Dos abraços! O povo australiano não é um povo com costume de se abraçar. São muito educados, simpáticos, mas não se abraçam. É impossível não se lembrar dos finais de sesshin da Daissen quando todos nos abraçamos, sorrimos, choramos, celebramos o ser-sangha. E sentimos muita falta dos sesshins presenciais, de participar presencialmente dos eventos da Daissen. Teve o Shin San Shiki, o Rohatsu Sesshin e não pudemos participar. Mas entendemos que essas são as consequências de estarmos longe geograficamente.
Qual a mensagem que vocês deixam para os integrantes da comunidade aqui no Brasil?
Estamos com saudades da preciosidade que temos aí no Brasil. Aproveitem bastante o fato de estarem aí, perto do Sensei, podendo ouvi-lo de perto, participar de seshins. São oportunidades muito maravilhosas! E no mais, estamos longe, porém perto e esperando a visita de todo mundo aqui na Daissen Austrália.
Muito obrigado por responder ao Budismo Hoje. Há algo mais que gostariam de acrescentar?

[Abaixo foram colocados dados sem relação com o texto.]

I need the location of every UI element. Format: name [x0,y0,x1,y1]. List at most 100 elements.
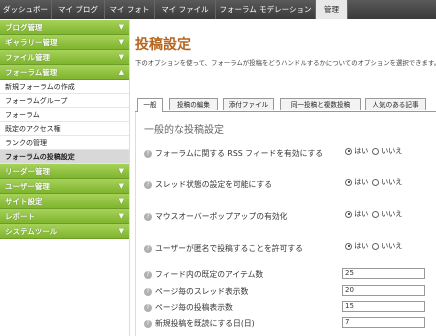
field-label: 新規投稿を既読にする日(日) [155,319,255,328]
setting-rss-feeds: ? フォーラムに関する RSS フィードを有効にする [144,148,323,159]
radio-button[interactable] [372,242,379,250]
radio-thread-status-yes[interactable]: はい [345,177,368,187]
radio-button[interactable] [345,147,352,155]
settings-tabs: 一般 投稿の編集 添付ファイル 同一投稿と複数投稿 人気のある記事 [135,98,436,112]
radio-button[interactable] [345,210,352,218]
radio-mouseover-no[interactable]: いいえ [372,209,402,219]
chevron-down-icon: ▼ [118,23,124,31]
field-mark-read-days: ? 新規投稿を既読にする日(日) [144,318,255,329]
help-icon[interactable]: ? [144,245,152,253]
sidebar-section-readers[interactable]: リーダー管理 ▼ [0,164,129,179]
nav-tab-dashboard[interactable]: ダッシュボード [0,0,52,33]
top-navigation: ダッシュボード マイ ブログ マイ フォト マイ ファイル フォーラム モデレー… [0,0,436,33]
nav-tab-my-blog[interactable]: マイ ブログ [52,0,105,19]
help-icon[interactable]: ? [144,320,152,328]
field-label: フィード内の既定のアイテム数 [155,270,264,279]
sidebar-section-site-settings[interactable]: サイト設定 ▼ [0,194,129,209]
sidebar-item-create-forum[interactable]: 新規フォーラムの作成 [0,80,129,94]
nav-tab-admin[interactable]: 管理 [316,0,348,19]
radio-button[interactable] [345,178,352,186]
chevron-down-icon: ▼ [118,212,124,220]
chevron-down-icon: ▼ [118,182,124,190]
sidebar-item-rank-management[interactable]: ランクの管理 [0,136,129,150]
radio-label: いいえ [381,242,403,250]
setting-anonymous-posting: ? ユーザーが匿名で投稿することを許可する [144,243,303,254]
help-icon[interactable]: ? [144,150,152,158]
help-icon[interactable]: ? [144,271,152,279]
sidebar-section-gallery[interactable]: ギャラリー管理 ▼ [0,35,129,50]
tab-popular-posts[interactable]: 人気のある記事 [365,98,426,110]
sidebar-section-label: ギャラリー管理 [5,38,58,47]
nav-tab-forum-moderation[interactable]: フォーラム モデレーション [216,0,316,19]
radio-rss-no[interactable]: いいえ [372,146,402,156]
sidebar-section-label: ブログ管理 [5,23,43,32]
sidebar-section-system-tools[interactable]: システムツール ▼ [0,224,129,239]
sidebar-section-label: ユーザー管理 [5,182,50,191]
sidebar-section-reports[interactable]: レポート ▼ [0,209,129,224]
sidebar-item-default-permissions[interactable]: 既定のアクセス権 [0,122,129,136]
tab-post-editing[interactable]: 投稿の編集 [169,98,218,110]
sidebar-section-files[interactable]: ファイル管理 ▼ [0,50,129,65]
tab-duplicate-posts[interactable]: 同一投稿と複数投稿 [280,98,361,110]
radio-mouseover-yes[interactable]: はい [345,209,368,219]
tab-general[interactable]: 一般 [137,98,163,112]
sidebar-section-label: システムツール [5,227,58,236]
setting-thread-status: ? スレッド状態の設定を可能にする [144,179,272,190]
nav-filler [348,0,436,19]
radio-button[interactable] [372,178,379,186]
setting-mouseover-popup: ? マウスオーバーポップアップの有効化 [144,211,287,222]
sidebar-section-label: リーダー管理 [5,167,50,176]
sidebar-section-users[interactable]: ユーザー管理 ▼ [0,179,129,194]
tab-attachments[interactable]: 添付ファイル [223,98,274,110]
threads-per-page-input[interactable]: 20 [342,285,425,296]
radio-thread-status-no[interactable]: いいえ [372,177,402,187]
sidebar-item-post-settings[interactable]: フォーラムの投稿設定 [0,150,129,164]
posts-per-page-input[interactable]: 15 [342,301,425,312]
radio-anonymous-no[interactable]: いいえ [372,241,402,251]
section-heading: 一般的な投稿設定 [144,125,224,136]
sidebar-section-label: レポート [5,212,35,221]
radio-label: はい [354,178,369,186]
nav-tab-my-files[interactable]: マイ ファイル [155,0,216,19]
radio-anonymous-yes[interactable]: はい [345,241,368,251]
nav-tab-my-photo[interactable]: マイ フォト [105,0,155,19]
chevron-up-icon: ▲ [118,68,124,76]
help-icon[interactable]: ? [144,304,152,312]
sidebar-section-forum[interactable]: フォーラム管理 ▲ [0,65,129,80]
radio-button[interactable] [345,242,352,250]
sidebar-item-forum-groups[interactable]: フォーラムグループ [0,94,129,108]
radio-button[interactable] [372,210,379,218]
help-icon[interactable]: ? [144,288,152,296]
setting-label: フォーラムに関する RSS フィードを有効にする [155,149,324,158]
admin-sidebar: ブログ管理 ▼ ギャラリー管理 ▼ ファイル管理 ▼ フォーラム管理 ▲ 新規フォーラム… [0,20,130,336]
sidebar-section-blog[interactable]: ブログ管理 ▼ [0,20,129,35]
sidebar-section-label: フォーラム管理 [5,68,58,77]
chevron-down-icon: ▼ [118,197,124,205]
field-posts-per-page: ? ページ毎の投稿表示数 [144,302,233,313]
radio-label: いいえ [381,147,403,155]
setting-label: マウスオーバーポップアップの有効化 [155,212,288,221]
field-label: ページ毎のスレッド表示数 [155,287,249,296]
page-title: 投稿設定 [135,37,191,53]
radio-label: いいえ [381,178,403,186]
sidebar-item-forums[interactable]: フォーラム [0,108,129,122]
feed-items-input[interactable]: 25 [342,268,425,279]
help-icon[interactable]: ? [144,213,152,221]
field-threads-per-page: ? ページ毎のスレッド表示数 [144,286,248,297]
chevron-down-icon: ▼ [118,53,124,61]
sidebar-section-label: サイト設定 [5,197,43,206]
radio-rss-yes[interactable]: はい [345,146,368,156]
mark-read-days-input[interactable]: 7 [342,317,425,328]
radio-label: いいえ [381,210,403,218]
help-icon[interactable]: ? [144,181,152,189]
sidebar-section-label: ファイル管理 [5,53,50,62]
setting-label: スレッド状態の設定を可能にする [155,180,273,189]
radio-label: はい [354,242,369,250]
page-description: 下のオプションを使って、フォーラムが投稿をどうハンドルするかについてのオプション… [135,59,436,67]
radio-button[interactable] [372,147,379,155]
setting-label: ユーザーが匿名で投稿することを許可する [155,244,303,253]
radio-label: はい [354,147,369,155]
field-label: ページ毎の投稿表示数 [155,303,233,312]
chevron-down-icon: ▼ [118,227,124,235]
chevron-down-icon: ▼ [118,38,124,46]
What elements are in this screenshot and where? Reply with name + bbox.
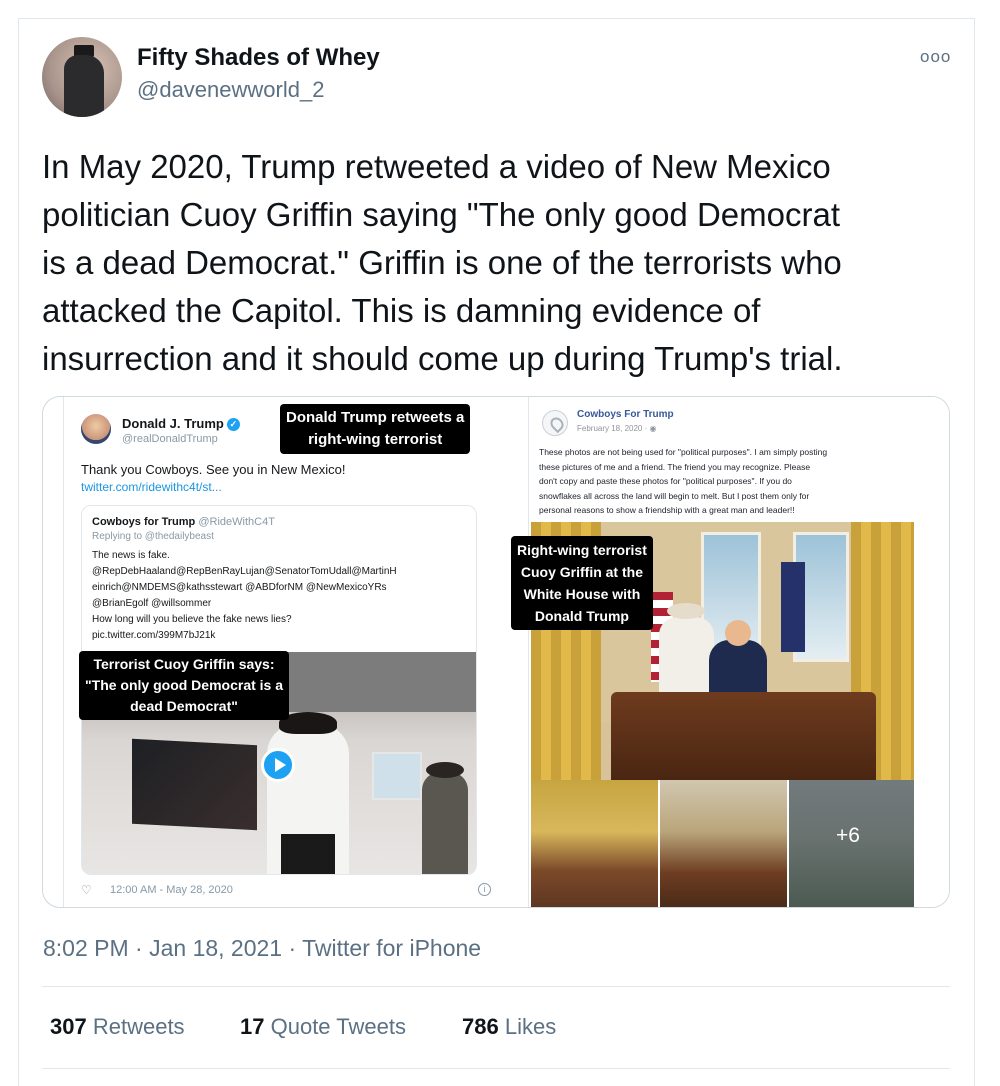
quoted-text-line: The news is fake. [92, 550, 170, 561]
legs-shape [281, 834, 335, 874]
retweets-count: 307 [50, 1014, 87, 1039]
screen-shape [132, 738, 257, 831]
seated-figure [709, 620, 767, 698]
quoted-text: The news is fake. @RepDebHaaland@RepBenR… [92, 548, 397, 644]
cowboy-figure [659, 603, 714, 697]
callout-line: Terrorist Cuoy Griffin says: [93, 656, 275, 672]
photo-thumbnail [660, 780, 787, 907]
tweet-text-line: In May 2020, Trump retweeted a video of … [42, 148, 831, 185]
callout-line: Right-wing terrorist [517, 542, 647, 558]
tweet-text-line: politician Cuoy Griffin saying "The only… [42, 196, 840, 233]
quoted-author-handle: @RideWithC4T [198, 516, 275, 528]
photo-thumbnail [531, 780, 658, 907]
more-photos-count: +6 [836, 824, 860, 847]
tweet-text-line: is a dead Democrat." Griffin is one of t… [42, 244, 842, 281]
desk-shape [611, 692, 876, 780]
divider [42, 986, 950, 987]
callout-line: dead Democrat" [130, 698, 238, 714]
retweets-stat[interactable]: 307 Retweets [50, 1014, 185, 1040]
author-display-name[interactable]: Fifty Shades of Whey [137, 44, 380, 72]
quoted-text-line: einrich@NMDEMS@kathsstewart @ABDforNM @N… [92, 582, 387, 593]
embedded-author-name-text: Donald J. Trump [122, 416, 224, 431]
callout-line: Donald Trump [534, 608, 629, 624]
callout-line: White House with [523, 586, 641, 602]
tweet-text-line: attacked the Capitol. This is damning ev… [42, 292, 761, 329]
facebook-post-line: These photos are not being used for "pol… [539, 447, 828, 457]
quote-tweets-label: Quote Tweets [270, 1014, 406, 1039]
globe-icon: ◉ [649, 424, 657, 433]
tweet-text-line: insurrection and it should come up durin… [42, 340, 843, 377]
facebook-post-text: These photos are not being used for "pol… [539, 445, 827, 518]
quoted-text-line: pic.twitter.com/399M7bJ21k [92, 630, 216, 641]
likes-count: 786 [462, 1014, 499, 1039]
embedded-tweet-link: twitter.com/ridewithc4t/st... [81, 480, 222, 494]
likes-stat[interactable]: 786 Likes [462, 1014, 556, 1040]
retweets-label: Retweets [92, 1014, 185, 1039]
facebook-post-line: these pictures of me and a friend. The f… [539, 461, 811, 472]
facebook-post-line: don't copy and paste these photos for "p… [539, 476, 792, 486]
embedded-tweet-text: Thank you Cowboys. See you in New Mexico… [81, 462, 346, 477]
divider [42, 1068, 950, 1069]
photo-thumbnails: +6 [531, 780, 914, 907]
tweet-media[interactable]: Donald J. Trump ✓ @realDonaldTrump Thank … [42, 396, 950, 908]
author-handle[interactable]: @davenewworld_2 [137, 77, 324, 103]
hat-shape [426, 762, 464, 778]
facebook-post-screenshot: Cowboys For Trump February 18, 2020 · ◉ … [531, 397, 949, 907]
embedded-author-name: Donald J. Trump ✓ [122, 416, 240, 431]
quoted-text-line: How long will you believe the fake news … [92, 614, 292, 625]
facebook-page-name: Cowboys For Trump [577, 409, 674, 420]
embedded-tweet-time: 12:00 AM - May 28, 2020 [110, 884, 233, 896]
play-icon [261, 748, 295, 782]
quoted-author-name: Cowboys for Trump [92, 516, 196, 528]
window-shape [372, 752, 422, 800]
tweet-text: In May 2020, Trump retweeted a video of … [42, 143, 957, 383]
facebook-post-date: February 18, 2020 · ◉ [577, 424, 656, 433]
callout-photo: Right-wing terrorist Cuoy Griffin at the… [511, 536, 653, 630]
tweet-timestamp[interactable]: 8:02 PM · Jan 18, 2021 · Twitter for iPh… [43, 935, 481, 962]
author-avatar[interactable] [42, 37, 122, 117]
facebook-post-date-text: February 18, 2020 · [577, 424, 650, 433]
quoted-author: Cowboys for Trump @RideWithC4T [92, 516, 275, 528]
embedded-author-handle: @realDonaldTrump [122, 433, 218, 445]
facebook-post-line: snowflakes all across the land will begi… [539, 490, 810, 501]
verified-badge-icon: ✓ [226, 418, 240, 431]
callout-line: Donald Trump retweets a [286, 409, 465, 426]
info-icon: i [478, 883, 491, 896]
facebook-post-line: personal reasons to show a friendship wi… [539, 505, 795, 515]
quote-tweets-count: 17 [240, 1014, 265, 1039]
callout-line: "The only good Democrat is a [85, 677, 284, 693]
callout-quote: Terrorist Cuoy Griffin says: "The only g… [79, 651, 290, 720]
bystander-figure [422, 762, 468, 874]
trump-avatar [81, 414, 111, 444]
callout-line: right-wing terrorist [308, 431, 443, 448]
quoted-text-line: @BrianEgolf @willsommer [92, 598, 212, 609]
flag-shape [781, 562, 805, 652]
likes-label: Likes [504, 1014, 557, 1039]
more-options-icon[interactable]: ooo [920, 48, 951, 65]
speaker-figure [267, 712, 349, 874]
shirt-shape [64, 55, 104, 117]
quoted-text-line: @RepDebHaaland@RepBenRayLujan@SenatorTom… [92, 566, 397, 577]
hat-shape [667, 603, 705, 619]
callout-retweet: Donald Trump retweets a right-wing terro… [280, 404, 471, 454]
heart-icon: ♡ [81, 883, 92, 897]
page-avatar-icon [542, 410, 568, 436]
callout-line: Cuoy Griffin at the [520, 564, 643, 580]
head-shape [725, 620, 751, 646]
quoted-replying-to: Replying to @thedailybeast [92, 531, 214, 542]
quote-tweets-stat[interactable]: 17 Quote Tweets [240, 1014, 406, 1040]
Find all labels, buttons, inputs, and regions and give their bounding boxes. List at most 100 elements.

Acho que já falamos sobre isso ao longo das outras perguntas, mas talvez seja importante reforçar. A gente tem percebido que o fato de termos desenvolvido uma rotina de prática de zazen desde o começo e de estarmos envolvidos em várias atividades da Daissen, ajuda muito para que mesmo estando tão longe, com os horários tão trocados, a gente não se desligue do Zen, do zazen e da Daissen. Outra questão é que Mushin san foi ordenado monge noviço no sesshin de carnaval de 2022 e isso traz muitas responsabilidades, que estamos sentindo que auxiliam bastante para que sigamos em conexão com a Daissen. Então é isso, a gente acha que realmente faz muita diferença se envolver de verdade com a sangha, porque isso fortalece a prática. É só a nossa experiência, claro, mas é o que estamos sentindo daqui do outro lado do mundo. Gasshô!
Entrevista realizada por Juliana San e Sonielson Kidô San. Praticantes na Daissen Ji. Escola Soto Zen.